Claro que não é dinheiro o assunto principal da celeuma. Livro não dá dinheiro no Brasil e quem diz isso não sou eu e sim Luis Fernando Veríssimo, um dos autores mais vendidos do país, que já afirmou mais de uma vez que não consegue sobreviver de literatura. A questão central desse embate é ocontrole da história. Em 2006, Roberto Carlos conseguiu tirar de circulação o livro Roberto Carlos em Detalhes porque “invadiu sua privacidade” (lembrando que um dos exemplos dessa invasão, a história do acidente que lhe tirou a perna, foi cantada pelo próprio nas músicas “Traumas” e “O divã”). Mas Roberto sempre foi muito controlador e autoritário, não é surpresa que ele seja um dos cabeças do movimento (e, veja bem, na época Caetano criticou abertamente a atitude de Roberto).

Surpreende mesmo que nele estejam Chico, Caetano e Gil, artistas que foram perseguidos e censurados na ditadura e que agora se tornaram censores raivosos da própria vida pública. Não adianta vir com papinho de “cada sujeito deve ter o direito de decidir sobre o que de sua vida tornará público” porque essa defesa da liberdade de expressão não é uma defesa do sensacionalismo. Boas biografias são trabalhos sérios, longos, e existem leis, várias leis, que defendem estes e outros biografados de calúnias, difamações e outros quiprocós. Alceu Valença definiu muito bem essa encruzilhada ética: “O que é pior: a mordaça genérica ou a suposta difamação?”.

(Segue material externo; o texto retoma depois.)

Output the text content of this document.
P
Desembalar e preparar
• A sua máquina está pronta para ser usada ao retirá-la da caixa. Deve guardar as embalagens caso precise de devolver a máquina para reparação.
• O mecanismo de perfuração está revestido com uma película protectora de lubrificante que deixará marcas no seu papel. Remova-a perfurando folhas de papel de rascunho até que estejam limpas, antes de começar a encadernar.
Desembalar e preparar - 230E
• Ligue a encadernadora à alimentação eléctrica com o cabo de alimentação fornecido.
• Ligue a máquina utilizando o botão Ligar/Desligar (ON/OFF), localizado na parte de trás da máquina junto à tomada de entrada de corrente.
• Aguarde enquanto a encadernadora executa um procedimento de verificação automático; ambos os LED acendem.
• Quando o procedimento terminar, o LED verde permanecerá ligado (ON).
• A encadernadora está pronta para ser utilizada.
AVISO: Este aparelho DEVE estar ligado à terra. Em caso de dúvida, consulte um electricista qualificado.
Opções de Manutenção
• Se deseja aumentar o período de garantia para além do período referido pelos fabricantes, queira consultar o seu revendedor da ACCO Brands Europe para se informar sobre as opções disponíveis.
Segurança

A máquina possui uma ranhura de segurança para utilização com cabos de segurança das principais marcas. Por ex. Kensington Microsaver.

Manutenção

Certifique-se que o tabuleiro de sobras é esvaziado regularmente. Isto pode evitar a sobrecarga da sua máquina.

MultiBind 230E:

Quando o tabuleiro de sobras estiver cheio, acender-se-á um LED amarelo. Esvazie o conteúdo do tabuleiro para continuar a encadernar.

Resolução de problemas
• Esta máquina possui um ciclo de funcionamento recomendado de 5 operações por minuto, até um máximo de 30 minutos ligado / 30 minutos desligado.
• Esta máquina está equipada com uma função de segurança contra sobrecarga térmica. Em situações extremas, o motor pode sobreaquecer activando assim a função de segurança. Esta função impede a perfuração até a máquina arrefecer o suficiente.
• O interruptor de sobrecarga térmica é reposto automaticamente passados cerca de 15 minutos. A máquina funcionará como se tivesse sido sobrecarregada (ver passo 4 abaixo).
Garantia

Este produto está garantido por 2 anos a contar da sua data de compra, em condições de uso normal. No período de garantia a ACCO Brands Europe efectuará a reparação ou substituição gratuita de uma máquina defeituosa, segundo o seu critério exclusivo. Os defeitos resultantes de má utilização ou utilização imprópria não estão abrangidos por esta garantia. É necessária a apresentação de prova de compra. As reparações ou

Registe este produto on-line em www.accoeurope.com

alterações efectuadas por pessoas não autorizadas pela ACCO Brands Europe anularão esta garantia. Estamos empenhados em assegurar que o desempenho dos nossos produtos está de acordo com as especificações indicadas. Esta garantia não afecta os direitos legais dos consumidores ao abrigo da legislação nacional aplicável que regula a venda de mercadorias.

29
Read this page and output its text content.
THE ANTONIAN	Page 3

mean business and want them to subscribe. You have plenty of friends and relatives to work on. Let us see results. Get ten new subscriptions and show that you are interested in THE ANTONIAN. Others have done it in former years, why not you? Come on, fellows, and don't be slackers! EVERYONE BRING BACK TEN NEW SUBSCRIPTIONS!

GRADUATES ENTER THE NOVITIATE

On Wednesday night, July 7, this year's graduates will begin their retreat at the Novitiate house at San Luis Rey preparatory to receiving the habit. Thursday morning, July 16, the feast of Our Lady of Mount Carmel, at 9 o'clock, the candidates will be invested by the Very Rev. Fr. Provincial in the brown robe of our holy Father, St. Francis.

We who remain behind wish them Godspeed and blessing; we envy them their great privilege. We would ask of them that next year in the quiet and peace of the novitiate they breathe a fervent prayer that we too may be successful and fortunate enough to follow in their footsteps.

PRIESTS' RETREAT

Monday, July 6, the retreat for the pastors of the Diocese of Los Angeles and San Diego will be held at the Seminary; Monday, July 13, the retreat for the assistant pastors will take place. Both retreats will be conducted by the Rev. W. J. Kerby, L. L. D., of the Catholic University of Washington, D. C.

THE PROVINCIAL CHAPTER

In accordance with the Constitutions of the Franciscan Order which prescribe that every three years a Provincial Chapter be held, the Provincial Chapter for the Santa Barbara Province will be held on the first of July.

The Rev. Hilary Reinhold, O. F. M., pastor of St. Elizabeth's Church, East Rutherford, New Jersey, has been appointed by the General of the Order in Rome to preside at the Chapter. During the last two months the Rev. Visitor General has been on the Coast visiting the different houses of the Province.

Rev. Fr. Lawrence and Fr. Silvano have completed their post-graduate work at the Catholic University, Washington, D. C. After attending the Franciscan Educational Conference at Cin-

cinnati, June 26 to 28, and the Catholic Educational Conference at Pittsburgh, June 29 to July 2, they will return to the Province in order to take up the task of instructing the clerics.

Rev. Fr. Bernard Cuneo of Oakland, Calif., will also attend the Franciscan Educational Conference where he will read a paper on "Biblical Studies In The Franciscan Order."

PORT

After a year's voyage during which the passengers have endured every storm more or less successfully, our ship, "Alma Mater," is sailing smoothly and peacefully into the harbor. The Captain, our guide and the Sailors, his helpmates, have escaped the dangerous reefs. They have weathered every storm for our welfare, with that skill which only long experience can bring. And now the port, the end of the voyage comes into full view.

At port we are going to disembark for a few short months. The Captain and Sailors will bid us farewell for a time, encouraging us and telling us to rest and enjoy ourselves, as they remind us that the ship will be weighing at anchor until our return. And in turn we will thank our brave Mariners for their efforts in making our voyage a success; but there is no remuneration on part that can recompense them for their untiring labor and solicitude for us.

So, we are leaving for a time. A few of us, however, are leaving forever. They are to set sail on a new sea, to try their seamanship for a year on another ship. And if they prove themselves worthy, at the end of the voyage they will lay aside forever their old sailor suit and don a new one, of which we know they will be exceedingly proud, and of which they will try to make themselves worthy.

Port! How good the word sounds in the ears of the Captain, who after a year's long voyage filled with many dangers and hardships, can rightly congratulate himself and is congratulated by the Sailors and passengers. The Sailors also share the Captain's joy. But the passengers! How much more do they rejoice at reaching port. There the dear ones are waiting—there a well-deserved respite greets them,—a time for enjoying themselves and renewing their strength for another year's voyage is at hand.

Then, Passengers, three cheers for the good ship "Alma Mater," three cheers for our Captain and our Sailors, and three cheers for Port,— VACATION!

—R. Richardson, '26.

Esses novos censores nunca deixarão de ser grandes artistas, mas é uma pena que tenham optado, justamente na melhor idade, pelo caminho da mesquinhez moral. E isso, quer eles queiram ou não, estará em suas biografias públicas.


p.s.: A polêmica está girando em torno da biografias, de livros, mas ninguém fala de TV e cinema, a não ser o colega Pedro Alexandre Sanches aqui mesmo no Yahoo.